We’ll check for accuracy first with the lower limits where we can inspect the results

primes = find_primes_under()
print(primes)

>>> There are 8 prime numbers between 0 and 20.
>>> The largest prime is 19.
>>> The calculation took 0.0 seconds.
>>> {2, 3, 5, 7, 11, 13, 17, 19}


primes = find_primes_under(100)
print(primes)

>>> There are 25 prime numbers between 0 and 100.
>>> The largest prime is 97.
>>> The calculation took 0.0 seconds.
>>> {2, 3, 5, 7, 11, 13, 17, 19, 23, 29, 31, 37, 41, 43, 47, 53, 59, 61, 67, 71, 73, 79, 83, 89, 97}

OK, so that’s what we would expect. Our algorithm seems to be working.

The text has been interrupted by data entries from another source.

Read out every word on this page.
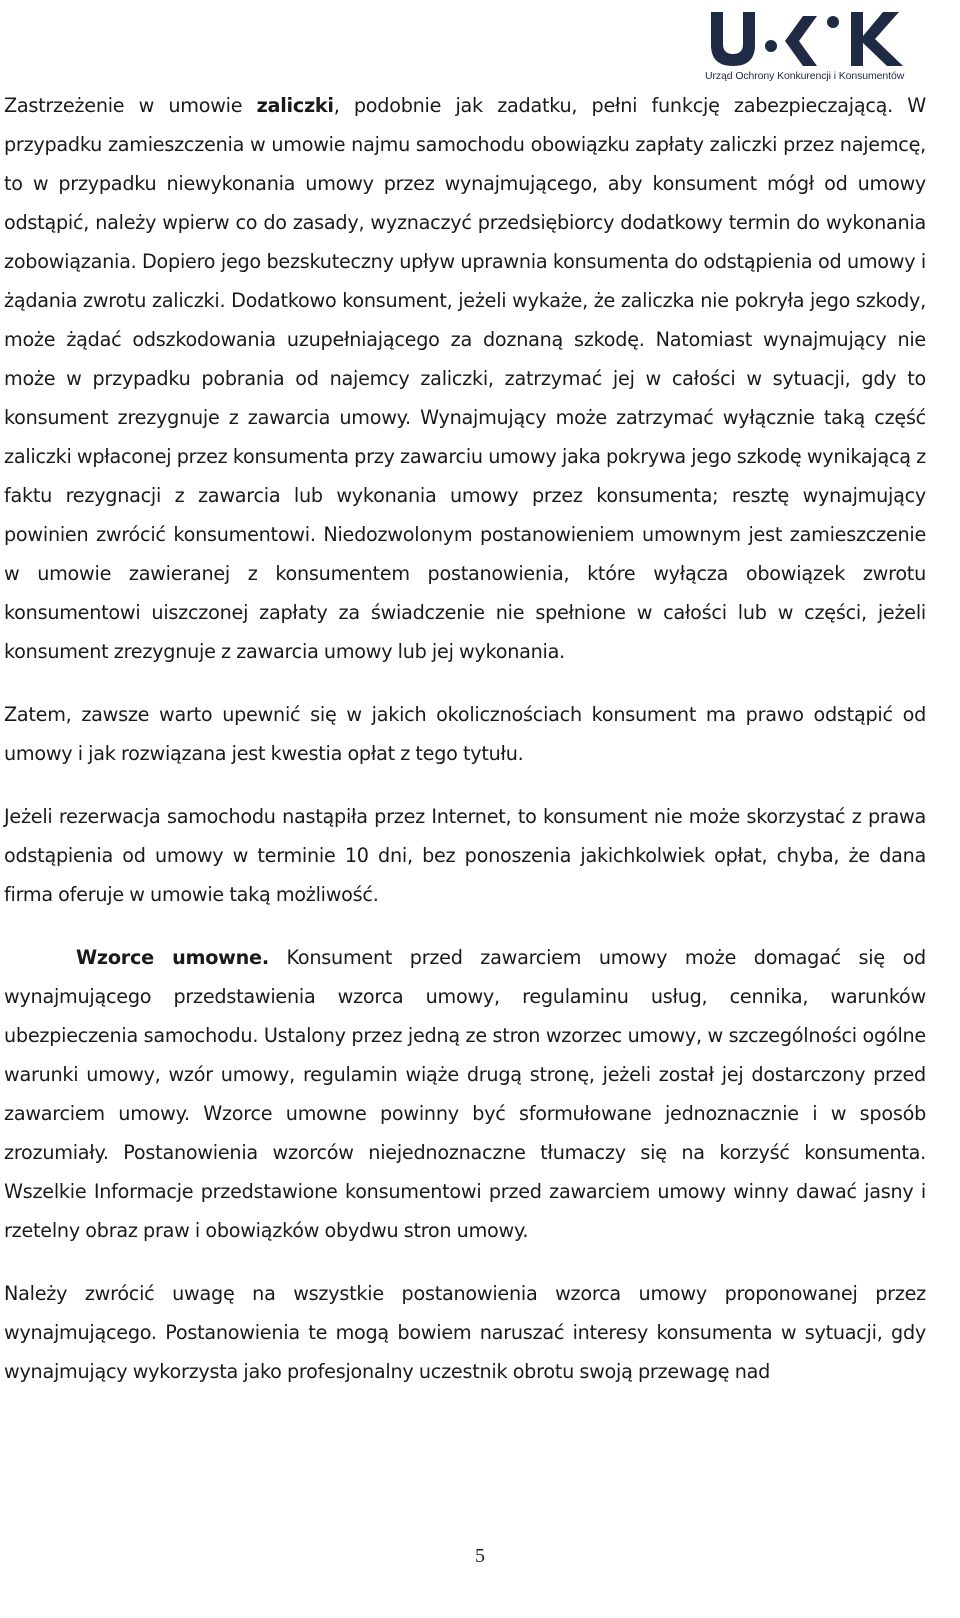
Urząd Ochrony Konkurencji i Konsumentów

Zastrzeżenie w umowie zaliczki, podobnie jak zadatku, pełni funkcję zabezpieczającą. W przypadku zamieszczenia w umowie najmu samochodu obowiązku zapłaty zaliczki przez najemcę, to w przypadku niewykonania umowy przez wynajmującego, aby konsument mógł od umowy odstąpić, należy wpierw co do zasady, wyznaczyć przedsiębiorcy dodatkowy termin do wykonania zobowiązania. Dopiero jego bezskuteczny upływ uprawnia konsumenta do odstąpienia od umowy i żądania zwrotu zaliczki. Dodatkowo konsument, jeżeli wykaże, że zaliczka nie pokryła jego szkody, może żądać odszkodowania uzupełniającego za doznaną szkodę. Natomiast wynajmujący nie może w przypadku pobrania od najemcy zaliczki, zatrzymać jej w całości w sytuacji, gdy to konsument zrezygnuje z zawarcia umowy. Wynajmujący może zatrzymać wyłącznie taką część zaliczki wpłaconej przez konsumenta przy zawarciu umowy jaka pokrywa jego szkodę wynikającą z faktu rezygnacji z zawarcia lub wykonania umowy przez konsumenta; resztę wynajmujący powinien zwrócić konsumentowi. Niedozwolonym postanowieniem umownym jest zamieszczenie w umowie zawieranej z konsumentem postanowienia, które wyłącza obowiązek zwrotu konsumentowi uiszczonej zapłaty za świadczenie nie spełnione w całości lub w części, jeżeli konsument zrezygnuje z zawarcia umowy lub jej wykonania.

Zatem, zawsze warto upewnić się w jakich okolicznościach konsument ma prawo odstąpić od umowy i jak rozwiązana jest kwestia opłat z tego tytułu.

Jeżeli rezerwacja samochodu nastąpiła przez Internet, to konsument nie może skorzystać z prawa odstąpienia od umowy w terminie 10 dni, bez ponoszenia jakichkolwiek opłat, chyba, że dana firma oferuje w umowie taką możliwość.

Wzorce umowne. Konsument przed zawarciem umowy może domagać się od wynajmującego przedstawienia wzorca umowy, regulaminu usług, cennika, warunków ubezpieczenia samochodu. Ustalony przez jedną ze stron wzorzec umowy, w szczególności ogólne warunki umowy, wzór umowy, regulamin wiąże drugą stronę, jeżeli został jej dostarczony przed zawarciem umowy. Wzorce umowne powinny być sformułowane jednoznacznie i w sposób zrozumiały. Postanowienia wzorców niejednoznaczne tłumaczy się na korzyść konsumenta. Wszelkie Informacje przedstawione konsumentowi przed zawarciem umowy winny dawać jasny i rzetelny obraz praw i obowiązków obydwu stron umowy.

Należy zwrócić uwagę na wszystkie postanowienia wzorca umowy proponowanej przez wynajmującego. Postanowienia te mogą bowiem naruszać interesy konsumenta w sytuacji, gdy wynajmujący wykorzysta jako profesjonalny uczestnik obrotu swoją przewagę nad

5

Now let’s try a comparative speed test on a limit of 1,000,000


primes = find_primes_under(1000000)

>>> There are 78498 prime numbers between 0 and 1000000.
>>> The largest prime is 999983.
>>> The calculation took 0.25096797943115234 seconds.

Now that’s impressive. We have calculated all the prime numbers up to a million, accurately, in a quarter of a second, using only Python data types, and the Python interpreter. This is faster than our original inaccurate algorithm as well.